There are those with tattoos and there are those without and there is no intermediary spectrum, visible or otherwise, to bridge that gap.  There  is, however, quite an array of characters within the tattooed among us.  There are the bull dogs, the '50s pin ups, the tribal tats and the foliage clinging like an angry parasite to hairy limbs.  Then, there are those with biologically accurate sneak-peeks into the human anatomy.  Let me show you what I mean.

A person-to-be, cuddled up foetally, resting happily on that sturdy-looking pelvis before having to make the treacherous passage through it and into this light, airy world we live in.
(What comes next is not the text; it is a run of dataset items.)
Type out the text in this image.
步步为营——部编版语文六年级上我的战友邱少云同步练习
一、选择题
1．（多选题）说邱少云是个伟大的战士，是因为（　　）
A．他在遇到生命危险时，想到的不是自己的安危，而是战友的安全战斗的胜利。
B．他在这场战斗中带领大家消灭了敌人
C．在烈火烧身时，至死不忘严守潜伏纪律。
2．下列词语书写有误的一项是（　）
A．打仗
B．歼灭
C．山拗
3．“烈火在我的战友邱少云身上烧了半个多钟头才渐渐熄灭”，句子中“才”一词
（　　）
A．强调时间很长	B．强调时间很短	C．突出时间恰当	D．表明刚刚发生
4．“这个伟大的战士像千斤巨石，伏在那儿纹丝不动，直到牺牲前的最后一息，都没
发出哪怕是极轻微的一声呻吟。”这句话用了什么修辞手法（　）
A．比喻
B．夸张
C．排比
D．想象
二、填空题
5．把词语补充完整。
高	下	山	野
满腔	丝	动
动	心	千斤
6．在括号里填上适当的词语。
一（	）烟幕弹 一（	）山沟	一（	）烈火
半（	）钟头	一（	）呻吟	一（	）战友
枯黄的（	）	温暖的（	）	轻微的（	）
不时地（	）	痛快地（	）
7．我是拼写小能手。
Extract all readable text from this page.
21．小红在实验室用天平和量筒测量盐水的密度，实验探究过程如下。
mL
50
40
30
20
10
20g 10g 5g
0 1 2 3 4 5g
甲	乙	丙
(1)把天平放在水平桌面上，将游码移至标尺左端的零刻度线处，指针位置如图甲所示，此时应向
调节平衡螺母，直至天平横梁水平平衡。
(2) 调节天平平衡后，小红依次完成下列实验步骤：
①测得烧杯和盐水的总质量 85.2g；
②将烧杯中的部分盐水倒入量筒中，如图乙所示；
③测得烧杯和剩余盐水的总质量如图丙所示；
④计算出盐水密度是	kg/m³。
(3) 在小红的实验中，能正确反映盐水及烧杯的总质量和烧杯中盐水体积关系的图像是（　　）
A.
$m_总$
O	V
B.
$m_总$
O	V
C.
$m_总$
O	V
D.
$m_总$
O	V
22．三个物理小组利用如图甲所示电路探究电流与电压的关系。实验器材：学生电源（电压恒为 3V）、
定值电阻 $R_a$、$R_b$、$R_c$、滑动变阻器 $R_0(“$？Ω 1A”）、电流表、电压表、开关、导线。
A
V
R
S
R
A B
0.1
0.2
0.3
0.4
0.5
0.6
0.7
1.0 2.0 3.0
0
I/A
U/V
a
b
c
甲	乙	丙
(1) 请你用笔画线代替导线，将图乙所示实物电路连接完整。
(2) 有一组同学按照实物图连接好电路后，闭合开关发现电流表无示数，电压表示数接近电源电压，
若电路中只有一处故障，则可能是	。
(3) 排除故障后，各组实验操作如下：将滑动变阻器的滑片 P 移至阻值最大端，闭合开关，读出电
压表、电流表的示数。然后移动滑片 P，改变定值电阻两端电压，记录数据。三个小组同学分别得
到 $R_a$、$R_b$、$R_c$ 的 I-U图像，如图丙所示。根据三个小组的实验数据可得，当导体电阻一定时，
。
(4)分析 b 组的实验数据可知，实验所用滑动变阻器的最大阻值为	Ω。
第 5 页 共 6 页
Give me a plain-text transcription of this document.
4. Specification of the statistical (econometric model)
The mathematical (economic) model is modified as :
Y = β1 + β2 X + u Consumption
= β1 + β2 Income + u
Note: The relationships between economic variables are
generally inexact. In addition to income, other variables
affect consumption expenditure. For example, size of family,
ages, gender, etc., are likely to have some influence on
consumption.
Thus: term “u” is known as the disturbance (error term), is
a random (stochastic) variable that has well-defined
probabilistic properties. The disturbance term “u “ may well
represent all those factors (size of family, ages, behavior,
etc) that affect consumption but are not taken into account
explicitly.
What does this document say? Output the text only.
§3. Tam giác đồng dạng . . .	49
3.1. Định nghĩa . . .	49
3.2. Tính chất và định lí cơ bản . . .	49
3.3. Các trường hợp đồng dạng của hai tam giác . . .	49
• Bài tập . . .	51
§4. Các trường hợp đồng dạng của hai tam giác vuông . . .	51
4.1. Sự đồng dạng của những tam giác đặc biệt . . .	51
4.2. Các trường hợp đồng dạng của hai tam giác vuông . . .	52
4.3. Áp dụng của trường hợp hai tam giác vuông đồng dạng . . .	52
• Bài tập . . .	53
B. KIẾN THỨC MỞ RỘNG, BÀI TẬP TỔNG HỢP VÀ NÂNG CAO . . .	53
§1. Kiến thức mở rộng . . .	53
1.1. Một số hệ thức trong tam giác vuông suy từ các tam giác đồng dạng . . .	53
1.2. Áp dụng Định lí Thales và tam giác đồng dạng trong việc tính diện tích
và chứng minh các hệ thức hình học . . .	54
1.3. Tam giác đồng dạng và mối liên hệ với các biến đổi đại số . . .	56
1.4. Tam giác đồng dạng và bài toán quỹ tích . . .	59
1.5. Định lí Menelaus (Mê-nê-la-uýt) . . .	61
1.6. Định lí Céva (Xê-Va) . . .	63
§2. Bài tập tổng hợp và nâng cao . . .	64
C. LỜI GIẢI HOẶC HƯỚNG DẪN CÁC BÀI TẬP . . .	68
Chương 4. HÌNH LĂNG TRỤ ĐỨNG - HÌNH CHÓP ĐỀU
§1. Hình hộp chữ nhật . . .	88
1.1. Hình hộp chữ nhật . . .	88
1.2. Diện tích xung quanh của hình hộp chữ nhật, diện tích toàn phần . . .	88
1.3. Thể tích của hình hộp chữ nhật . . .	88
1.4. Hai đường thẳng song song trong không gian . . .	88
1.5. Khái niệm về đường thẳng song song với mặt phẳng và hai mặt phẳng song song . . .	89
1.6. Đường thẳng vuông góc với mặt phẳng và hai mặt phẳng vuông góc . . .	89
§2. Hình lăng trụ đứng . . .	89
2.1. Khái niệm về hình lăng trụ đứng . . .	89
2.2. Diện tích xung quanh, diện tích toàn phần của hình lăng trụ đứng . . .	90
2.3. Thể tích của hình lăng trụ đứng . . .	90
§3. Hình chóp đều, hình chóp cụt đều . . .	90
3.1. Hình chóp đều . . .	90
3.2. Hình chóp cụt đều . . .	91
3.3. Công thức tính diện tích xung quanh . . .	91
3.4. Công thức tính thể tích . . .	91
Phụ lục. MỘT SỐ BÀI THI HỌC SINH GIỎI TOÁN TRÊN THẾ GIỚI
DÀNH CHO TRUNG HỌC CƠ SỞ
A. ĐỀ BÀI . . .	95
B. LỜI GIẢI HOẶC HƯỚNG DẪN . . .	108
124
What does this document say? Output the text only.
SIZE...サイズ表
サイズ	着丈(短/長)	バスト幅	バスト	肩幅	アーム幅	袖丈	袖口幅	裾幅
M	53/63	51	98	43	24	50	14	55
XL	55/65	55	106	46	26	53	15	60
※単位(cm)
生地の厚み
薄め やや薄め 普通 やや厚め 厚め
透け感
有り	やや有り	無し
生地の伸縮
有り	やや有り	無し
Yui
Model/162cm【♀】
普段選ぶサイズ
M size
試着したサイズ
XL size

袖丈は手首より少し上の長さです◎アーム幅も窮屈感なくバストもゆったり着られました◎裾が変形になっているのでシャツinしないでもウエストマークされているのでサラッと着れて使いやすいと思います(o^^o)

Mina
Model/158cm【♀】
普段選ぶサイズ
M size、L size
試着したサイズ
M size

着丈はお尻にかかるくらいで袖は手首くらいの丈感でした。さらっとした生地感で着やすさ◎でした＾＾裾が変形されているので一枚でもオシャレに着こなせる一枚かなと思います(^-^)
I do have one question, what part of the body is this tattoo on?  It doesn't looking like a burgeoning belly, or any stomach for that matter.  Answers on a postcard.

On the topic of the female reproductive system, what says "be mine" to a prospective suitor than finding a diagram of your womb, complete with those little walnut ovaries and dedicated fallopian tubes, greeting him on the first date (or second or third, dependent on your principles).  Has there ever been a stronger aphrodisiac? 

Likewise, opening up your heart to your loved one can become more literal than you had perhaps previously imagined!
Welcome to the gun show!  Here, ladies and gentleman, we have an arm.  Complete with tendons, ligaments and a fair amount of detail in those average-looking biceps. 

[Insert witty dodgy-hand-tattoo comment here]

This is one of my favourites!  Disappointing, however, that with all that effort he only decided to go for 22 ribs, rather than the usual 24.   He seems to have included only the 11th, and not the 12th, floating rib at the back.  Oh well, we can't all be scientists (or look it up in a primary school text book before getting it permanently inked on your skin).  He could perhaps have been making a statement; say for example he was born with the benign abnormality of having 2 less ribs than most (not uncommon) and his tattoo was an attempt to stick his mutation to the world.  Unlikely though.

This is the best picture I could find of this one but it's a nice little preview!

We'll finish with a guy/girl with a sense of humour!  A cute little kidney dangling from a kidney removal scar - way to make the most of a bad situation!!